Les États-Unis ont dépassé la barre des 2,5 millions de contaminations au coronavirus. La situation devient très inquiétante dans le sud du pays, notamment en Floride. La faute à un déconfinement trop rapide, selon le professeur Christian Brechot, virologue, ancien directeur de l’Inserm et de l’Institut Pasteur et président du Global Virus Network (GVN).
CORONAVIRUS – franceinfo : Les États-Unis sont-ils en train de vivre une flambée épidémique ?
Christian Brechot : Absolument. Il ne s’agit vraiment pas d’une seconde vague. Il faut bien le comprendre. C’est simplement la poursuite de la première vague qui a été mal contrôlée. L’explication est malheureusement très simple. C’est qu’on a arrêté le confinement alors que l’épidémie n’était absolument pas contrôlée.
Et ce, dans plusieurs États des États-Unis. C’est l’absence de contrôle fédéral et de règles homogènes faites aux États-Unis. Malheureusement, pour être franc, ce qui aurait été surprenant, c’est qu’on ne constate pas ce que nous voyons aujourd’hui quand on pense, encore une fois, à un arrêt du confinement qui a été beaucoup trop précoce.
L’épidémie est-elle hors de contrôle ?
C’est une bonne question. Je pense qu’avec ce virus, il faut rester très humble parce qu’il y a beaucoup de choses qu’on n’a jamais maîtrisées, mais je crains que la réponse soit oui. Maintenant, il y a un point qui est important à dire. La majorité des nouvelles infections pour l’instant touchent des gens jeunes.
Et le point clé en Floride, évidemment, c’est le risque de transmission dans les maisons de retraite et à des personnes âgées. Jusqu’à présent, ils ont réussi à contrôler ça avec des mesures extrêmement strictes dans les maisons de retraite. Maintenant, on est tous très, très inquiets parce qu’évidemment, si tous ces nouveaux cas d’infection se transmettaient à des personnes âgées dans les maisons de retraite, on a une situation terrible.
Le pays n’était pas prêt pour un déconfinement réussi ?
Absolument. C’est vraiment ce qui s’est passé. Et puis, il y a eu des vacances. Les personnes se sont agglutinées dans les bars. D’ailleurs, ils sont en train de les fermer, de faire marche arrière. Entre parenthèses, ça montre bien pour la France l’efficacité d’un confinement. Quand il est fait de façon efficace et quand il dure suffisamment longtemps.
Il y a aussi des populations qui n’ont pas d’autre choix que d’aller travailler dans des conditions sanitaires parfois précaires…

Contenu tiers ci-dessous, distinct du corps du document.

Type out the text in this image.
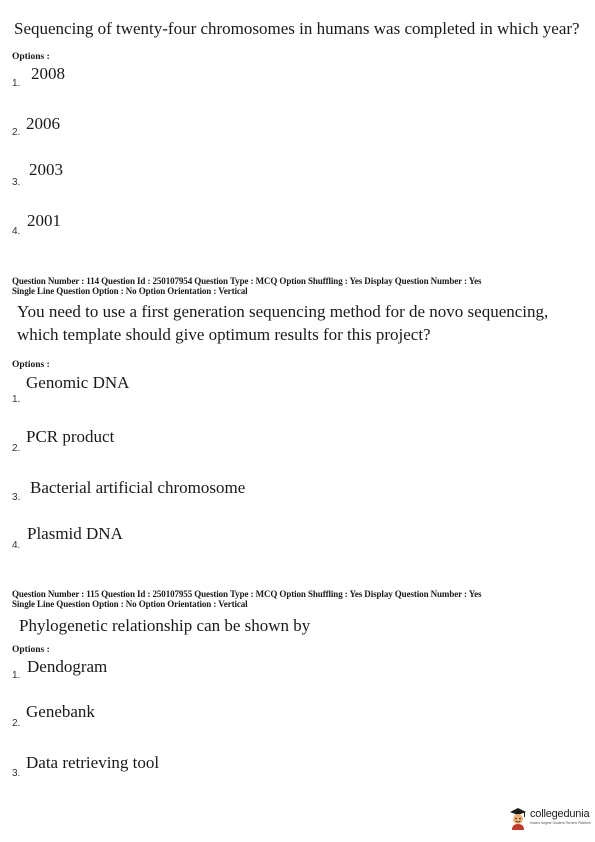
Sequencing of twenty-four chromosomes in humans was completed in which year?
Options :
2008
1.
2006
2.
2003
3.
2001
4.
Question Number : 114 Question Id : 250107954 Question Type : MCQ Option Shuffling : Yes Display Question Number : Yes
Single Line Question Option : No Option Orientation : Vertical
You need to use a first generation sequencing method for de novo sequencing, which template should give optimum results for this project?
Options :
Genomic DNA
1.
PCR product
2.
Bacterial artificial chromosome
3.
Plasmid DNA
4.
Question Number : 115 Question Id : 250107955 Question Type : MCQ Option Shuffling : Yes Display Question Number : Yes
Single Line Question Option : No Option Orientation : Vertical
Phylogenetic relationship can be shown by
Options :
Dendogram
1.
Genebank
2.
Data retrieving tool
3.
collegedunia
India's largest Student Review Platform
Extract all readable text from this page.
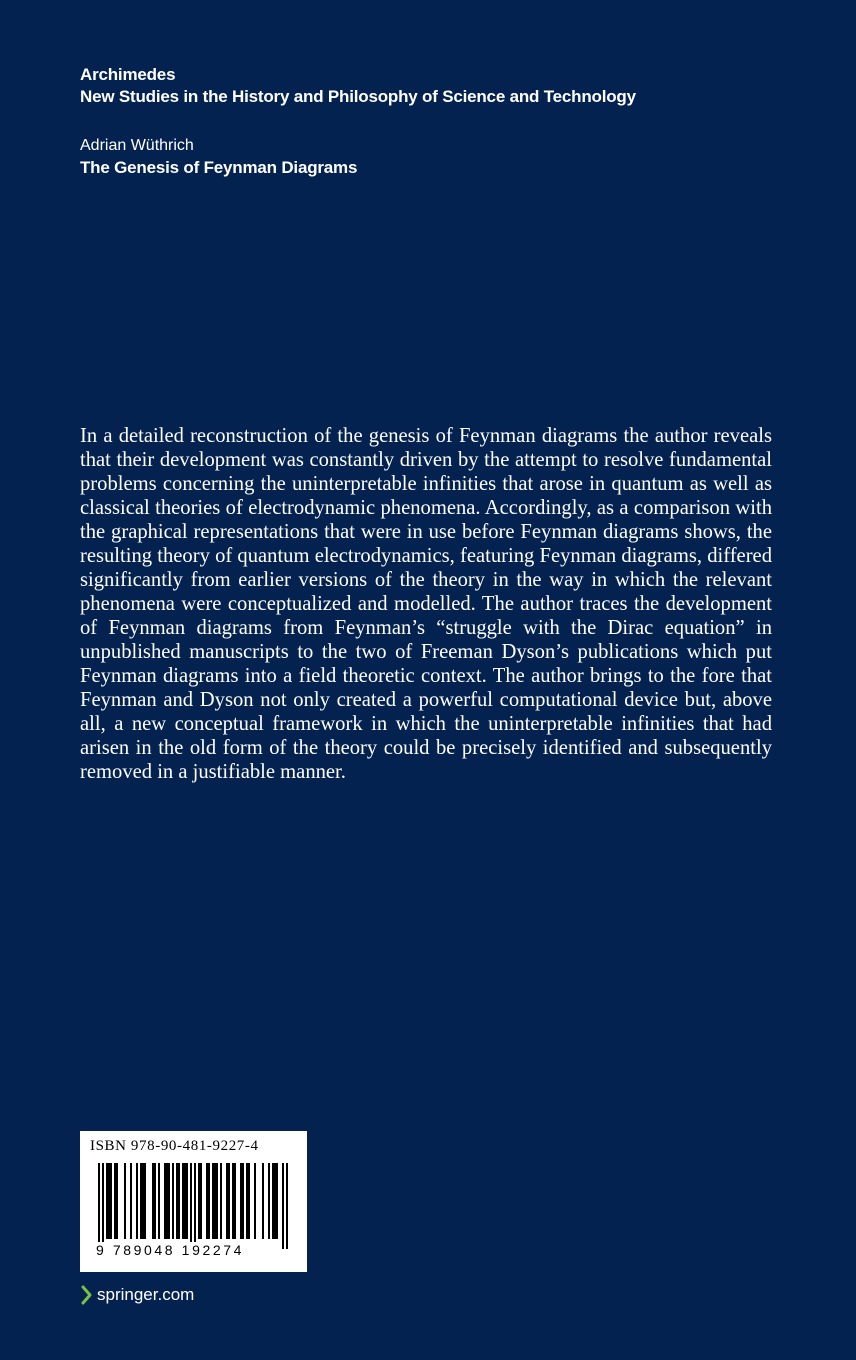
Archimedes
New Studies in the History and Philosophy of Science and Technology
Adrian Wüthrich
The Genesis of Feynman Diagrams
In a detailed reconstruction of the genesis of Feynman diagrams the author reveals that their development was constantly driven by the attempt to resolve fundamental problems concerning the uninterpretable infinities that arose in quantum as well as classical theories of electrodynamic phenomena. Accordingly, as a comparison with the graphical representations that were in use before Feynman diagrams shows, the resulting theory of quantum electrodynamics, featuring Feynman diagrams, differed significantly from earlier versions of the theory in the way in which the relevant phenomena were conceptualized and modelled. The author traces the development of Feynman diagrams from Feynman’s “struggle with the Dirac equation” in unpublished manuscripts to the two of Freeman Dyson’s publications which put Feynman diagrams into a field theoretic context. The author brings to the fore that Feynman and Dyson not only created a powerful computational device but, above all, a new conceptual framework in which the uninterpretable infinities that had arisen in the old form of the theory could be precisely identified and subsequently removed in a justifiable manner.
ISBN 978-90-481-9227-4
9 789048 192274
springer.com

Vous soulevez un point qui est majeur aux États-Unis et qui explique d’ailleurs, il faut le reconnaître, la pression qu’il y a sur les gouverneurs de tous les États. Évidemment, il y a un chômage massif. Il n’y a pas du tout les avantages sociaux que nous avons en France ou en Europe. Donc il y a une pression absolument énorme pour aller travailler. Et effectivement, ça veut dire qu’il y a un certain nombre de personnes qui n’ont pas les protections nécessaires. C’est vraiment une situation qui est très compliquée à gérer.
On entend parfois des témoignages d’Américains qui refusent de porter un masque. Ils affirment que le virus n’est pas dangereux ou, pire, qu’il s’agirait d’une invention, d’un complot. Est-ce une position minoritaire ?
Ce n’est pas minoritaire et c’est un point important que vous soulevez. C’est que malheureusement, aux États-Unis, la discussion sur le Covid-19 est une discussion politique. Effectivement, vous avez une partie de l’électorat républicain pour qui tout cela est une invention pour ruiner des progrès économiques réalisés par Donald Trump. Et vous avez effectivement une partie non négligeable de la population qui le considère comme ça. Vous avez ces personnes qui considèrent que c’est une invention, vous avez des jeunes, et pas seulement aux États-Unis, qui n’arrivent pas à prendre des précautions, avec des rassemblements. Quand vous combinez tout ça, vous arrivez à une situation qui est devenue effectivement assez explosive.